A cultura é o que caracteriza uma nação, como sabemos brasileiros que somos nossa
nação é formada por uma comunidade de pessoas formada historicamente, com um idioma comum, habitando um território comum, com uma fisionomia espiritual que nos identifica e nos diferencia do restante do mundo. E é isso que nos faz dizer que o Socialismo será construído no Brasil a partir de nossas características específicas, e de nossa cultura.

Os dois mandatos do Presidente Lula, no que diz respeito à cultura, levaram em consideração este aspecto da vida do povo brasileiro. O ministro Gilberto Gil, com sua visão de artista e não somente de gestor cultural, teve a sensibilidade de ver que, apesar das imensas desigualdades ainda persistentes no Brasil, nosso país é “um feliz exemplo de diversidade e de encontro cultural”. E com a participação ativa de membros do PCdoB, Gil, e depois Juca Ferreira, em defesa da Cultura nacional, criaram o Programa Cultura Viva e os Pontos de Cultura, que trouxeram grande oxigenação aos movimentos culturais localizados. Quanto ao governo Dilma, no que compete à Cultura, escolheu mal sua primeira ministra, e seu governo parece muito mais preocupado com planilhas de custos. Ainda aguardamos o que será o Minc sob Marta Suplicy.

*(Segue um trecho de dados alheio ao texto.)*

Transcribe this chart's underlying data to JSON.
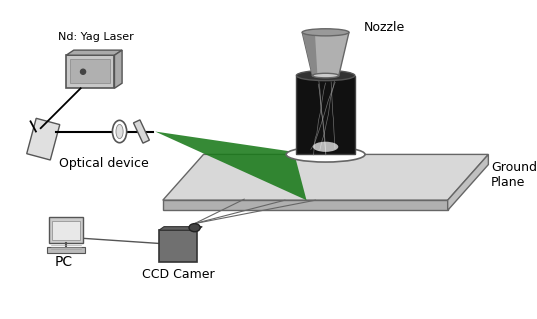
{
  "background_color": "#ffffff",
  "labels": {
    "laser": "Nd: Yag Laser",
    "optical": "Optical device",
    "nozzle": "Nozzle",
    "ground": "Ground\nPlane",
    "pc": "PC",
    "ccd": "CCD Camer"
  },
  "label_fontsize": 9,
  "figsize": [
    5.37,
    3.19
  ],
  "dpi": 100,
  "xlim": [
    0,
    10
  ],
  "ylim": [
    0,
    6
  ]
}
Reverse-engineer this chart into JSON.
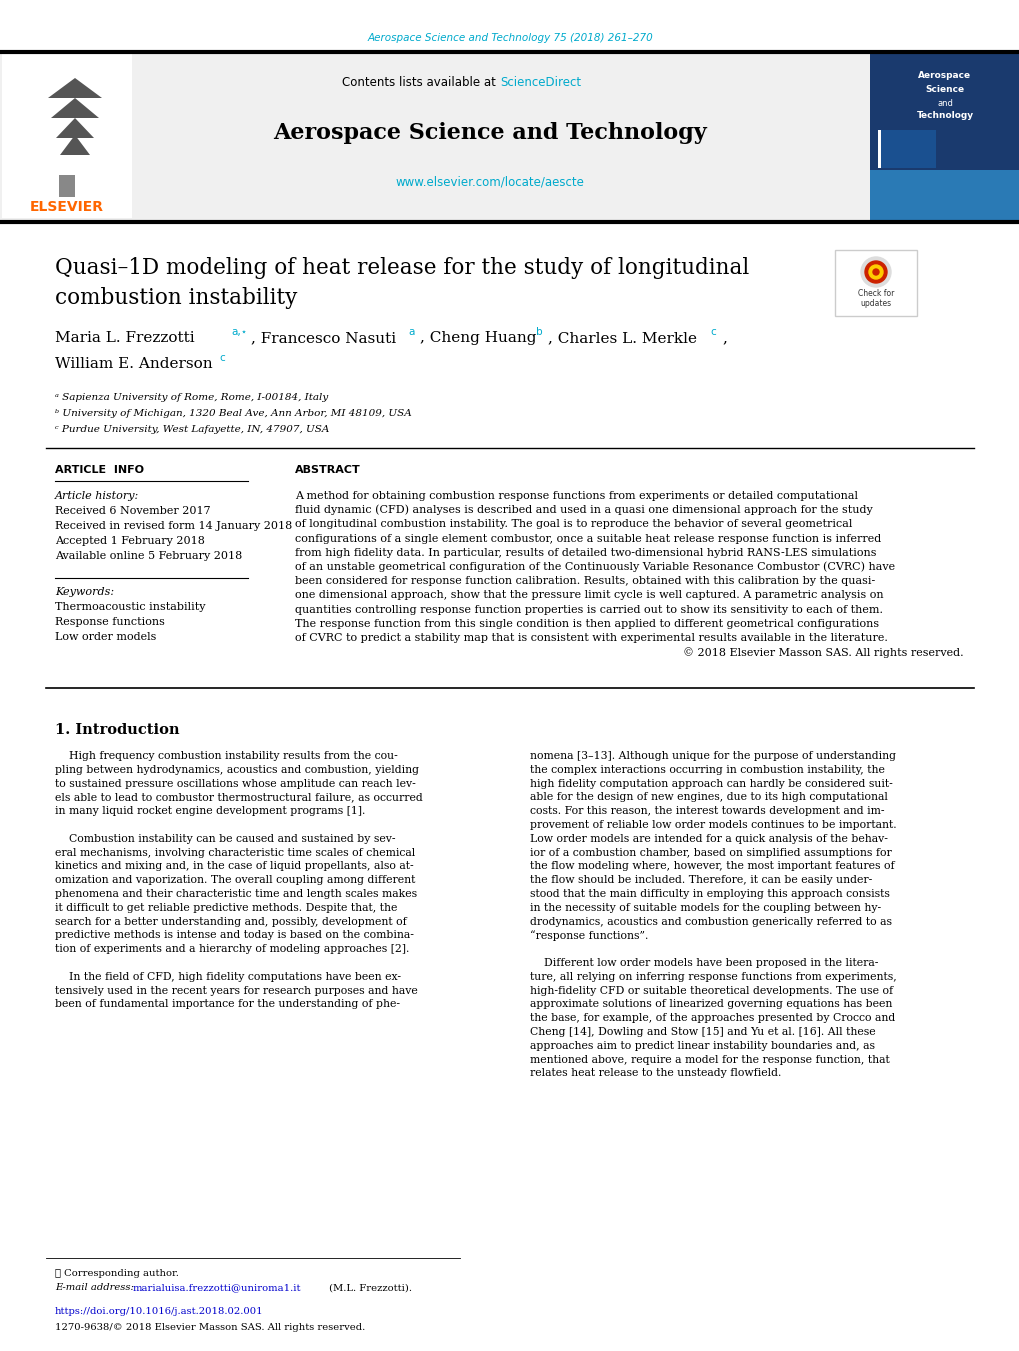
{
  "bg_color": "#ffffff",
  "top_journal_ref": "Aerospace Science and Technology 75 (2018) 261–270",
  "top_journal_ref_color": "#00aacc",
  "header_bg": "#f0f0f0",
  "header_elsevier_text": "ELSEVIER",
  "header_elsevier_color": "#ff6600",
  "header_journal_title": "Aerospace Science and Technology",
  "header_contents_text": "Contents lists available at ",
  "header_sciencedirect": "ScienceDirect",
  "header_sciencedirect_color": "#00aacc",
  "header_url": "www.elsevier.com/locate/aescte",
  "header_url_color": "#00aacc",
  "article_info_title": "ARTICLE  INFO",
  "abstract_title": "ABSTRACT",
  "article_history_label": "Article history:",
  "received": "Received 6 November 2017",
  "revised": "Received in revised form 14 January 2018",
  "accepted": "Accepted 1 February 2018",
  "available": "Available online 5 February 2018",
  "keywords_label": "Keywords:",
  "keyword1": "Thermoacoustic instability",
  "keyword2": "Response functions",
  "keyword3": "Low order models",
  "section1_title": "1. Introduction",
  "footer_note": "⋆ Corresponding author.",
  "footer_email_label": "E-mail address: ",
  "footer_email": "marialuisa.frezzotti@uniroma1.it",
  "footer_email_color": "#0000cc",
  "footer_email_end": " (M.L. Frezzotti).",
  "footer_doi": "https://doi.org/10.1016/j.ast.2018.02.001",
  "footer_doi_color": "#0000cc",
  "footer_rights": "1270-9638/© 2018 Elsevier Masson SAS. All rights reserved.",
  "sidebar_bg": "#1a3a6e",
  "sidebar_blue": "#2a7ab5",
  "affil_a": "ᵃ Sapienza University of Rome, Rome, I-00184, Italy",
  "affil_b": "ᵇ University of Michigan, 1320 Beal Ave, Ann Arbor, MI 48109, USA",
  "affil_c": "ᶜ Purdue University, West Lafayette, IN, 47907, USA",
  "abstract_lines": [
    "A method for obtaining combustion response functions from experiments or detailed computational",
    "fluid dynamic (CFD) analyses is described and used in a quasi one dimensional approach for the study",
    "of longitudinal combustion instability. The goal is to reproduce the behavior of several geometrical",
    "configurations of a single element combustor, once a suitable heat release response function is inferred",
    "from high fidelity data. In particular, results of detailed two-dimensional hybrid RANS-LES simulations",
    "of an unstable geometrical configuration of the Continuously Variable Resonance Combustor (CVRC) have",
    "been considered for response function calibration. Results, obtained with this calibration by the quasi-",
    "one dimensional approach, show that the pressure limit cycle is well captured. A parametric analysis on",
    "quantities controlling response function properties is carried out to show its sensitivity to each of them.",
    "The response function from this single condition is then applied to different geometrical configurations",
    "of CVRC to predict a stability map that is consistent with experimental results available in the literature.",
    "© 2018 Elsevier Masson SAS. All rights reserved."
  ],
  "intro_col1_lines": [
    "    High frequency combustion instability results from the cou-",
    "pling between hydrodynamics, acoustics and combustion, yielding",
    "to sustained pressure oscillations whose amplitude can reach lev-",
    "els able to lead to combustor thermostructural failure, as occurred",
    "in many liquid rocket engine development programs [1].",
    "",
    "    Combustion instability can be caused and sustained by sev-",
    "eral mechanisms, involving characteristic time scales of chemical",
    "kinetics and mixing and, in the case of liquid propellants, also at-",
    "omization and vaporization. The overall coupling among different",
    "phenomena and their characteristic time and length scales makes",
    "it difficult to get reliable predictive methods. Despite that, the",
    "search for a better understanding and, possibly, development of",
    "predictive methods is intense and today is based on the combina-",
    "tion of experiments and a hierarchy of modeling approaches [2].",
    "",
    "    In the field of CFD, high fidelity computations have been ex-",
    "tensively used in the recent years for research purposes and have",
    "been of fundamental importance for the understanding of phe-"
  ],
  "intro_col2_lines": [
    "nomena [3–13]. Although unique for the purpose of understanding",
    "the complex interactions occurring in combustion instability, the",
    "high fidelity computation approach can hardly be considered suit-",
    "able for the design of new engines, due to its high computational",
    "costs. For this reason, the interest towards development and im-",
    "provement of reliable low order models continues to be important.",
    "Low order models are intended for a quick analysis of the behav-",
    "ior of a combustion chamber, based on simplified assumptions for",
    "the flow modeling where, however, the most important features of",
    "the flow should be included. Therefore, it can be easily under-",
    "stood that the main difficulty in employing this approach consists",
    "in the necessity of suitable models for the coupling between hy-",
    "drodynamics, acoustics and combustion generically referred to as",
    "“response functions”.",
    "",
    "    Different low order models have been proposed in the litera-",
    "ture, all relying on inferring response functions from experiments,",
    "high-fidelity CFD or suitable theoretical developments. The use of",
    "approximate solutions of linearized governing equations has been",
    "the base, for example, of the approaches presented by Crocco and",
    "Cheng [14], Dowling and Stow [15] and Yu et al. [16]. All these",
    "approaches aim to predict linear instability boundaries and, as",
    "mentioned above, require a model for the response function, that",
    "relates heat release to the unsteady flowfield."
  ]
}
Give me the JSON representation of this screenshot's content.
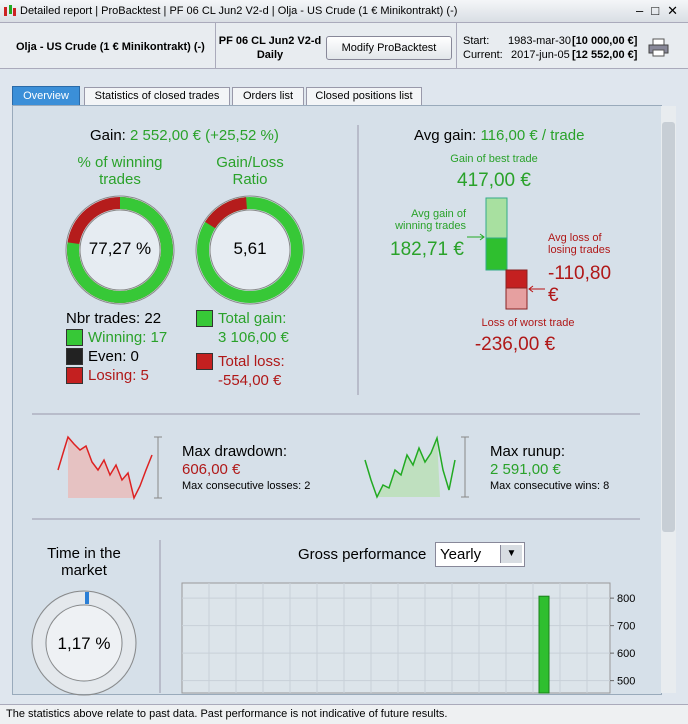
{
  "window": {
    "segments": [
      "Detailed report",
      "ProBacktest",
      "PF 06 CL Jun2 V2-d",
      "Olja - US Crude (1 € Minikontrakt) (-)"
    ]
  },
  "header": {
    "instrument": "Olja - US Crude (1 € Minikontrakt) (-)",
    "system": "PF 06 CL Jun2 V2-d",
    "timeframe": "Daily",
    "button": "Modify ProBacktest",
    "start_label": "Start:",
    "start_date": "1983-mar-30",
    "start_capital": "[10 000,00 €]",
    "current_label": "Current:",
    "current_date": "2017-jun-05",
    "current_capital": "[12 552,00 €]"
  },
  "tabs": [
    "Overview",
    "Statistics of closed trades",
    "Orders list",
    "Closed positions list"
  ],
  "overview": {
    "gain_label": "Gain:",
    "gain_value": "2 552,00 € (+25,52 %)",
    "winning_title": "% of winning trades",
    "winning_pct": "77,27 %",
    "ratio_title": "Gain/Loss Ratio",
    "ratio_value": "5,61",
    "nbr_trades": "Nbr trades: 22",
    "winning": "Winning: 17",
    "even": "Even: 0",
    "losing": "Losing: 5",
    "total_gain_label": "Total gain:",
    "total_gain": "3 106,00 €",
    "total_loss_label": "Total loss:",
    "total_loss": "-554,00 €",
    "avg_gain_label": "Avg gain:",
    "avg_gain": "116,00 € / trade",
    "best_label": "Gain of best trade",
    "best_value": "417,00 €",
    "avg_win_label": "Avg gain of winning trades",
    "avg_win_value": "182,71 €",
    "avg_loss_label": "Avg loss of losing trades",
    "avg_loss_value": "-110,80 €",
    "worst_label": "Loss of worst trade",
    "worst_value": "-236,00 €",
    "drawdown_label": "Max drawdown:",
    "drawdown_value": "606,00 €",
    "consec_losses": "Max consecutive losses: 2",
    "runup_label": "Max runup:",
    "runup_value": "2 591,00 €",
    "consec_wins": "Max consecutive wins: 8",
    "time_title": "Time in the market",
    "time_value": "1,17 %"
  },
  "gross_performance": {
    "title": "Gross performance",
    "period": "Yearly",
    "ylim": [
      455,
      855
    ],
    "yticks": [
      800,
      700,
      600,
      500
    ],
    "values": [
      807
    ],
    "color": "#2fbf2f"
  },
  "status": "The statistics above relate to past data. Past performance is not indicative of future results."
}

Mas aqui faço um destaque em relação ao PCdoB: mesmo com a quase ausência de propostas, por parte das direções partidárias, que orientem a atuação dos comunistas para a política cultural, hoje não se faz ou se fala em política cultural no Brasil sem contar com a participação ativa de militantes comunistas. Mesmo com muitas debilidades, ainda somos referenciais para produtores culturais, para artistas e intelectuais, como é de nossa tradição histórica. E é exatamente isso que devemos ser cada vez mais!

O Brasil vive um novo momento de sua história. As manifestações de Junho de 2013 surgiram para dar energia nova à nossa vida política e social. As centenas de milhares de mãos que se ergueram naqueles dias – jovens em sua imensa maioria – levantaram riquíssimas e diversificadas bandeiras, inclusive anti-neoliberais como Transporte, Educação e Saúde públicos. Essa juventude que saiu pelas ruas do Brasil em centenas de milhares, não viveu a falta de liberdade da ditadura militar, não conheceu o desemprego do período FHC, que deixava milhões de jovens na mais absoluta falta de perspectiva. Eles eram crianças.

Eles cresceram sob o neoliberalismo que pregava que política é coisa suja e que todo político é ladrão. Eles deveriam viver afastados da política e dos partidos políticos. Uma parte da lição eles assimilaram. Mas a outra, de que deviam estar fora da política, foi engolida, deu indigestão, e logo eles puderam se ver dentro da engrenagem e não gostaram do que viram.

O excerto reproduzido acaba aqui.